The deluxe edition contains a 97-page booklet containing liner notes by Martin Webb about the making of the album, interviews from Ian, Dee, and Dave while Barre was interviewed by David Rees along with a quote from Barlow courtesy of A New Day magazine. It also includes photos of the tour, multi-track tapes, 45 RPM’s, tour dates, promo posters for the album, and the time they did music for the Scottish Ballet in February, 1981 and one for the Theatre Royal Glasgow on March 7th, 1979.

When the album was released on September 14, 1979, it got mixed reviews in the UK. The NME considered North Sea Oil, the worst record of the week including the Record Mirror who gave it a disheartened review, followed by Sounds. But it got some good reviews from the late Karl Dallas of the Melody Maker.
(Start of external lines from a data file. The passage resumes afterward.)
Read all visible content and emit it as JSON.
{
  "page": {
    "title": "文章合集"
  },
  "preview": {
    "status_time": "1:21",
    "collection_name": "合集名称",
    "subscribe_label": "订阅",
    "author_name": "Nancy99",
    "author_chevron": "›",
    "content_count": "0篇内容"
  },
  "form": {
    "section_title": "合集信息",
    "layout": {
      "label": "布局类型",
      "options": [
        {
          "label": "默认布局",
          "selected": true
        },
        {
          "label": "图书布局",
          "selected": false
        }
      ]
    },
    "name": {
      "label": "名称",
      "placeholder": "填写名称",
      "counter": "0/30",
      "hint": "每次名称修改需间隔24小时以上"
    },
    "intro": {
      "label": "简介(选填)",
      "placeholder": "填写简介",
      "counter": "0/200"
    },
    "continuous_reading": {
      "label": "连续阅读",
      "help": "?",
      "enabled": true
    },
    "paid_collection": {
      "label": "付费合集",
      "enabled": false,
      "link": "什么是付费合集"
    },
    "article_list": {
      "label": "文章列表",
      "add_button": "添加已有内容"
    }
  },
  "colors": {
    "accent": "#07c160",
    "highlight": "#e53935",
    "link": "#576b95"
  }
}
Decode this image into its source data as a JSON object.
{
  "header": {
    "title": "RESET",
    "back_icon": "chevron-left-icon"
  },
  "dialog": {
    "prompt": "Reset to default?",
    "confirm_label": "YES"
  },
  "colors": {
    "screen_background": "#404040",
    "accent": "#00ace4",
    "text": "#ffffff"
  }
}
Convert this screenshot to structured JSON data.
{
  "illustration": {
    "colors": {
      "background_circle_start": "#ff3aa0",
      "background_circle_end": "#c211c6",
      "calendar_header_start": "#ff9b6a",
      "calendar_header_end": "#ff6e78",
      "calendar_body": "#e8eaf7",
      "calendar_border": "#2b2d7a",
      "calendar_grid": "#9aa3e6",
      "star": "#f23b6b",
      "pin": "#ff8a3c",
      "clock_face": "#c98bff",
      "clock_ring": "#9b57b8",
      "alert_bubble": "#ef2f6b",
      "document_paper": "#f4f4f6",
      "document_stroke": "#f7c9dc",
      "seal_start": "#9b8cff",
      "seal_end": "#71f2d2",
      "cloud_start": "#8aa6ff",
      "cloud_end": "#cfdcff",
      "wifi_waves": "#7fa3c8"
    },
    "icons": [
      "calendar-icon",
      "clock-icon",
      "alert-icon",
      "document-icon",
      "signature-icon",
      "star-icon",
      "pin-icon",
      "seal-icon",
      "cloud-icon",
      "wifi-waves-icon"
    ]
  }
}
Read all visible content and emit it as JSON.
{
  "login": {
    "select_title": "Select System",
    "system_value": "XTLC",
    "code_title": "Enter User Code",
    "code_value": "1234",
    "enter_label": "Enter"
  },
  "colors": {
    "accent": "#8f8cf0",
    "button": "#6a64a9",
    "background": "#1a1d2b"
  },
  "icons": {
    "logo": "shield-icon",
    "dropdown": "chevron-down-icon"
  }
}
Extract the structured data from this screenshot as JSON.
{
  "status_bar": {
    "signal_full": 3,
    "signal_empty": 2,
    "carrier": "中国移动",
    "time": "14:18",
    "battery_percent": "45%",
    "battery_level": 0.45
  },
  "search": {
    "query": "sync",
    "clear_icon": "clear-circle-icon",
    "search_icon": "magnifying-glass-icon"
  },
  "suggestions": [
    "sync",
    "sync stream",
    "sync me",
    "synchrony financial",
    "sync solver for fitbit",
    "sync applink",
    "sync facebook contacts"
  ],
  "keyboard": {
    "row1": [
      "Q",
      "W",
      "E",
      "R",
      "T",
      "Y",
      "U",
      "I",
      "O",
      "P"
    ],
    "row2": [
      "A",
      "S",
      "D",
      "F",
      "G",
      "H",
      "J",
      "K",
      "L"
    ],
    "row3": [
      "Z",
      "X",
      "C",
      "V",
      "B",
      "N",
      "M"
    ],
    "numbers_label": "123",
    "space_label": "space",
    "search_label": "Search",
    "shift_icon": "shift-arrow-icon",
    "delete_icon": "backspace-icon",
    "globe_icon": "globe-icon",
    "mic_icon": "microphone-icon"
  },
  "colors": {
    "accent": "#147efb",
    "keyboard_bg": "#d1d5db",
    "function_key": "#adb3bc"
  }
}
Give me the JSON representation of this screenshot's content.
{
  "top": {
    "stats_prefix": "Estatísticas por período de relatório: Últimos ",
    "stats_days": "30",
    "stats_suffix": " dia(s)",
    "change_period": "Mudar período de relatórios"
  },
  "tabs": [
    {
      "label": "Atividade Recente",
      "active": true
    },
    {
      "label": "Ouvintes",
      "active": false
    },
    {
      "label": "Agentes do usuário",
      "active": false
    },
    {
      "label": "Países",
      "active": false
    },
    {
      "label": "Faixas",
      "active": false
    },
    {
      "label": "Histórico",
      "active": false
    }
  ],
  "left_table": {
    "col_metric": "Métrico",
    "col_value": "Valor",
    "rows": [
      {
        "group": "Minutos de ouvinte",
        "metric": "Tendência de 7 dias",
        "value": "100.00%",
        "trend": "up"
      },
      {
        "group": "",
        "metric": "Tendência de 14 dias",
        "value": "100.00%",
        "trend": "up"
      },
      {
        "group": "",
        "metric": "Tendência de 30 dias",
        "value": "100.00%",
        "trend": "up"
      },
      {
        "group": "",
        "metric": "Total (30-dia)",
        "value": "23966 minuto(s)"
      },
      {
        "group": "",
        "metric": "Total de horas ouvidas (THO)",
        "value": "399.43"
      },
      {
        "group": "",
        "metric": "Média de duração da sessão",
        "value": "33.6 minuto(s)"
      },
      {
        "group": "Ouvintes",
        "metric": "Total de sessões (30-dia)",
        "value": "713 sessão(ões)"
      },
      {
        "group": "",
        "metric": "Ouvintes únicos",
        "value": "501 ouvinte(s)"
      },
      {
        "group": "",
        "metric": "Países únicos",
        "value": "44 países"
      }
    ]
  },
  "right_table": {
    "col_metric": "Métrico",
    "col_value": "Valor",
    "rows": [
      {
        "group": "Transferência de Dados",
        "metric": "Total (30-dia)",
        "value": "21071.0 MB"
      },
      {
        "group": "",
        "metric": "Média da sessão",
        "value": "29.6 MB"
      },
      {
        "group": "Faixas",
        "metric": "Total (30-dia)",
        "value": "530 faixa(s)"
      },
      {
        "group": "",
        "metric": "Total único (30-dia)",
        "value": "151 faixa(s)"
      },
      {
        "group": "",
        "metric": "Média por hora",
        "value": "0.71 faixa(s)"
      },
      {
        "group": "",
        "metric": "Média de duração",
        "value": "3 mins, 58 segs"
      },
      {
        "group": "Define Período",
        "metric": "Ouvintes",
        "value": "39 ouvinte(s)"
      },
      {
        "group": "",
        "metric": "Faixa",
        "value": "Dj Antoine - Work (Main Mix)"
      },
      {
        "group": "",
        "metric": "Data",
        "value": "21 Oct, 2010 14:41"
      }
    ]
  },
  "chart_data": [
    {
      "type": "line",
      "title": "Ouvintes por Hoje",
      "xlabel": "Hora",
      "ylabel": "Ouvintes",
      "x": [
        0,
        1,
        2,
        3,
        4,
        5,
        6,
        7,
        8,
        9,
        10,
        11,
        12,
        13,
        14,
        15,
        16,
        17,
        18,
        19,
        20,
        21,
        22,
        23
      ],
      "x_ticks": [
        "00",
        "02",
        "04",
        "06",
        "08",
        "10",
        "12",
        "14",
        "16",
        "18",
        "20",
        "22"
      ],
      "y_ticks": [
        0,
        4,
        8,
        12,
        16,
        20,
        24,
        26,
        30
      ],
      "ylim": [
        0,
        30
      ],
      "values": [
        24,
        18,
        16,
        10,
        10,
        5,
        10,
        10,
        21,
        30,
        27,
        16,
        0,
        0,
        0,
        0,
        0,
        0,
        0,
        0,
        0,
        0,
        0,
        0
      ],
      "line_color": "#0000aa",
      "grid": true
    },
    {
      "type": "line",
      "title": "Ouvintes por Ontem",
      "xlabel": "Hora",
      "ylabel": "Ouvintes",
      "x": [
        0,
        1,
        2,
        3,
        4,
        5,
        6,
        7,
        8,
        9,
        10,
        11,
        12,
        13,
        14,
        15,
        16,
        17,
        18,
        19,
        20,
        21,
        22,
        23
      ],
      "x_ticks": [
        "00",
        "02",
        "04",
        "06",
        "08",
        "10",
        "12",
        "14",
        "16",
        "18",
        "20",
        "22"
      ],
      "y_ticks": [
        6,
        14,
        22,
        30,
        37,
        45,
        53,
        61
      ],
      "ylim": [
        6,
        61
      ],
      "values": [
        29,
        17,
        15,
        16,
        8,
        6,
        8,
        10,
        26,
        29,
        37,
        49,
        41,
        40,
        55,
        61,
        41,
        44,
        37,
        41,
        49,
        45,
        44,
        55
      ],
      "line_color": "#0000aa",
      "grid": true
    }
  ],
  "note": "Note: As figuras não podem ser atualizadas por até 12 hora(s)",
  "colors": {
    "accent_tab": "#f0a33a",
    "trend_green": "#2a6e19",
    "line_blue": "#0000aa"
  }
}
While this album was ahead of its time, and Steven’s mix giving Stormwatch the recognition it deserves, and giving John Glascock the recognition he deserves. Not just his time with The Gods, Carmen, and Head Machine, but the swan song farewell it deserves.

But Stormwatch while it may take time to get into. And whether you get it or not, you have to understand that this closes the book on Jethro Tull’s amazing run they had from 1968 to 1979. And that’s where the ‘80s begins for the group in a different period.